Spending time with friends can even help with stress relief. According to Harvard Medical School, social connections not only give us pleasure, they also “influence our long-term health in ways every bit as powerful as adequate sleep, a good diet, and not smoking. Dozens of studies have shown that people who have social support from family, friends, and their community are happier, have fewer health problems, and live longer.”

Good friends can also boost your confidence, encourage healthy behaviors, and push you to be your best. If quarantine life has left you feeling a bit out of practice, check out these heart-warming photos and videos of post-pandemic reunions. (You got this.)

Ask for support

At work and at home, sometimes we just need to ask for help. This doesn’t come easy for everyone, but asking for favors actually increases your likability and can even strengthen your relationships.
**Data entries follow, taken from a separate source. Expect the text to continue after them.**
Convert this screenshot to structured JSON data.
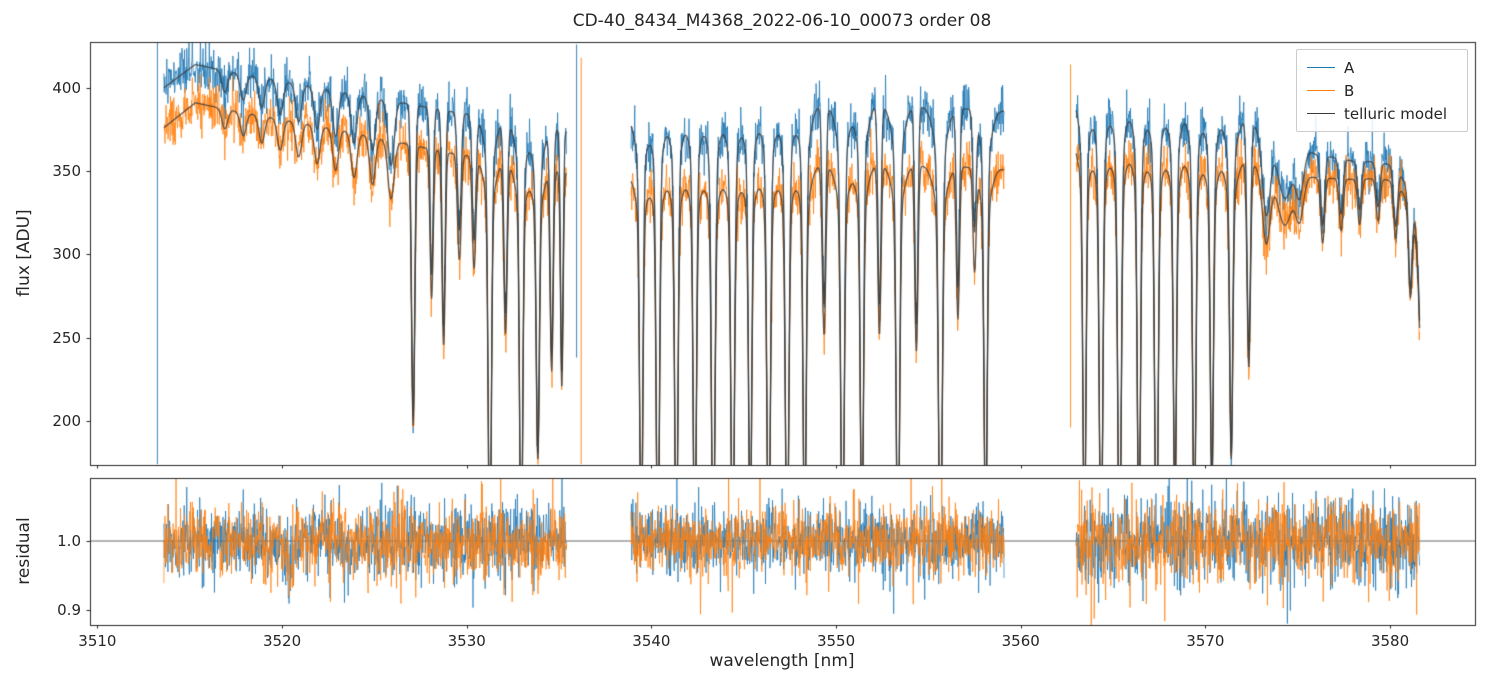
{
  "chart_data": {
    "type": "line",
    "title": "CD-40_8434_M4368_2022-06-10_00073  order 08",
    "xlabel": "wavelength [nm]",
    "xlim": [
      3509.6,
      3584.6
    ],
    "xticks": [
      3510,
      3520,
      3530,
      3540,
      3550,
      3560,
      3570,
      3580
    ],
    "xtick_labels": [
      "3510",
      "3520",
      "3530",
      "3540",
      "3550",
      "3560",
      "3570",
      "3580"
    ],
    "legend": [
      "A",
      "B",
      "telluric model"
    ],
    "colors": {
      "A": "#1f77b4",
      "B": "#ff7f0e",
      "model": "#3b3b3b"
    },
    "panels": [
      {
        "name": "flux",
        "ylabel": "flux [ADU]",
        "ylim": [
          173.5,
          427.5
        ],
        "yticks": [
          200,
          250,
          300,
          350,
          400
        ],
        "ytick_labels": [
          "200",
          "250",
          "300",
          "350",
          "400"
        ]
      },
      {
        "name": "residual",
        "ylabel": "residual",
        "ylim": [
          0.8783,
          1.0913
        ],
        "yticks": [
          0.9,
          1.0
        ],
        "ytick_labels": [
          "0.9",
          "1.0"
        ],
        "hline": 1.0
      }
    ],
    "noise": {
      "flux_sigma": 7.5
    },
    "line_floor": 150,
    "segments": [
      {
        "x0": 3513.6,
        "x1": 3535.4,
        "rsig": 0.026,
        "contA": [
          [
            3513.6,
            400
          ],
          [
            3515.3,
            414
          ],
          [
            3517,
            410
          ],
          [
            3520,
            404
          ],
          [
            3523,
            398
          ],
          [
            3526,
            392
          ],
          [
            3529,
            386
          ],
          [
            3532,
            381
          ],
          [
            3535.4,
            374
          ]
        ],
        "contB": [
          [
            3513.6,
            376
          ],
          [
            3515.3,
            391
          ],
          [
            3517,
            387
          ],
          [
            3520,
            381
          ],
          [
            3523,
            375
          ],
          [
            3526,
            368
          ],
          [
            3529,
            361
          ],
          [
            3532,
            356
          ],
          [
            3535.4,
            349
          ]
        ],
        "lines": [
          [
            3516.9,
            0.22,
            0.05
          ],
          [
            3517.9,
            0.22,
            0.06
          ],
          [
            3518.9,
            0.22,
            0.07
          ],
          [
            3519.9,
            0.22,
            0.08
          ],
          [
            3520.9,
            0.22,
            0.09
          ],
          [
            3521.9,
            0.22,
            0.1
          ],
          [
            3522.9,
            0.22,
            0.11
          ],
          [
            3523.9,
            0.22,
            0.12
          ],
          [
            3524.9,
            0.22,
            0.13
          ],
          [
            3525.9,
            0.24,
            0.16
          ],
          [
            3527.1,
            0.13,
            0.78
          ],
          [
            3528.1,
            0.12,
            0.42
          ],
          [
            3528.75,
            0.12,
            0.55
          ],
          [
            3529.6,
            0.14,
            0.3
          ],
          [
            3530.4,
            0.14,
            0.32
          ],
          [
            3531.25,
            0.12,
            1.2
          ],
          [
            3532.1,
            0.13,
            0.5
          ],
          [
            3532.95,
            0.12,
            1.2
          ],
          [
            3533.85,
            0.12,
            0.85
          ],
          [
            3534.6,
            0.12,
            0.6
          ],
          [
            3535.15,
            0.1,
            0.65
          ]
        ],
        "rdips": [
          [
            3520.4,
            0.22,
            0.045
          ]
        ]
      },
      {
        "x0": 3538.9,
        "x1": 3559.1,
        "rsig": 0.024,
        "contA": [
          [
            3538.9,
            382
          ],
          [
            3543,
            386
          ],
          [
            3548,
            389
          ],
          [
            3552,
            390
          ],
          [
            3556,
            388
          ],
          [
            3559.1,
            386
          ]
        ],
        "contB": [
          [
            3538.9,
            348
          ],
          [
            3543,
            351
          ],
          [
            3548,
            353
          ],
          [
            3552,
            354
          ],
          [
            3556,
            353
          ],
          [
            3559.1,
            351
          ]
        ],
        "lines": [
          [
            3539.45,
            0.12,
            1.15
          ],
          [
            3540.35,
            0.12,
            1.2
          ],
          [
            3541.35,
            0.12,
            1.2
          ],
          [
            3542.35,
            0.12,
            1.2
          ],
          [
            3543.35,
            0.13,
            1.2
          ],
          [
            3544.4,
            0.13,
            1.2
          ],
          [
            3545.35,
            0.12,
            1.1
          ],
          [
            3546.35,
            0.13,
            1.2
          ],
          [
            3547.35,
            0.13,
            1.2
          ],
          [
            3548.3,
            0.12,
            1.12
          ],
          [
            3549.35,
            0.13,
            0.5
          ],
          [
            3550.35,
            0.13,
            1.2
          ],
          [
            3551.4,
            0.12,
            1.12
          ],
          [
            3552.35,
            0.12,
            0.5
          ],
          [
            3553.35,
            0.13,
            1.2
          ],
          [
            3554.35,
            0.12,
            0.55
          ],
          [
            3555.65,
            0.14,
            1.2
          ],
          [
            3556.6,
            0.12,
            0.45
          ],
          [
            3557.5,
            0.12,
            0.3
          ],
          [
            3558.1,
            0.12,
            1.1
          ]
        ],
        "rdips": []
      },
      {
        "x0": 3563.0,
        "x1": 3581.6,
        "rsig": 0.03,
        "contA": [
          [
            3563,
            396
          ],
          [
            3566,
            393
          ],
          [
            3569,
            390
          ],
          [
            3571.5,
            385
          ],
          [
            3573,
            375
          ],
          [
            3576,
            360
          ],
          [
            3578,
            356
          ],
          [
            3580.5,
            355
          ],
          [
            3581.6,
            348
          ]
        ],
        "contB": [
          [
            3563,
            369
          ],
          [
            3566,
            366
          ],
          [
            3569,
            363
          ],
          [
            3571.5,
            359
          ],
          [
            3573,
            352
          ],
          [
            3576,
            346
          ],
          [
            3578,
            345
          ],
          [
            3580.5,
            346
          ],
          [
            3581.6,
            340
          ]
        ],
        "lines": [
          [
            3563.45,
            0.12,
            1.1
          ],
          [
            3564.35,
            0.13,
            1.2
          ],
          [
            3565.35,
            0.13,
            1.2
          ],
          [
            3566.4,
            0.12,
            1.1
          ],
          [
            3567.35,
            0.13,
            1.2
          ],
          [
            3568.35,
            0.12,
            1.0
          ],
          [
            3569.4,
            0.12,
            1.1
          ],
          [
            3570.35,
            0.12,
            0.95
          ],
          [
            3571.4,
            0.12,
            0.85
          ],
          [
            3572.35,
            0.13,
            0.6
          ],
          [
            3573.3,
            0.3,
            0.22
          ],
          [
            3574.3,
            0.55,
            0.16
          ],
          [
            3575.1,
            0.3,
            0.13
          ],
          [
            3576.35,
            0.15,
            0.2
          ],
          [
            3577.35,
            0.15,
            0.16
          ],
          [
            3578.35,
            0.15,
            0.14
          ],
          [
            3579.35,
            0.15,
            0.13
          ],
          [
            3580.3,
            0.15,
            0.17
          ],
          [
            3581.1,
            0.14,
            0.3
          ],
          [
            3581.95,
            0.35,
            1.0
          ]
        ],
        "rdips": []
      }
    ],
    "spikes": [
      {
        "x": 3513.25,
        "series": "A",
        "y0": 427,
        "y1": 174
      },
      {
        "x": 3535.95,
        "series": "A",
        "y0": 426,
        "y1": 238
      },
      {
        "x": 3536.2,
        "series": "B",
        "y0": 418,
        "y1": 174
      },
      {
        "x": 3562.7,
        "series": "B",
        "y0": 414,
        "y1": 196
      }
    ]
  }
}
It’s called the Ben Franklin Effect and it has a unique ability to build rapport among people.

At Weichert, leaning on colleagues is practically built into our system. With brokers of all sizes and experience levels located across the country, we’re constantly sharing ideas and information that may be helpful to affiliates and their teams. It’s often a favorite perk of independent brokers who join Weichert. Instead of competition, we’re connected by a common vision.

Spring is always an exciting time at Weichert. New agents are making their first sales. Experienced brokers are growing their teams. And, ideally, thousands of clients are experiencing the special way we do business. We wish all of our affiliates, agents, colleagues, and you, our readers, a healthy and successful selling season.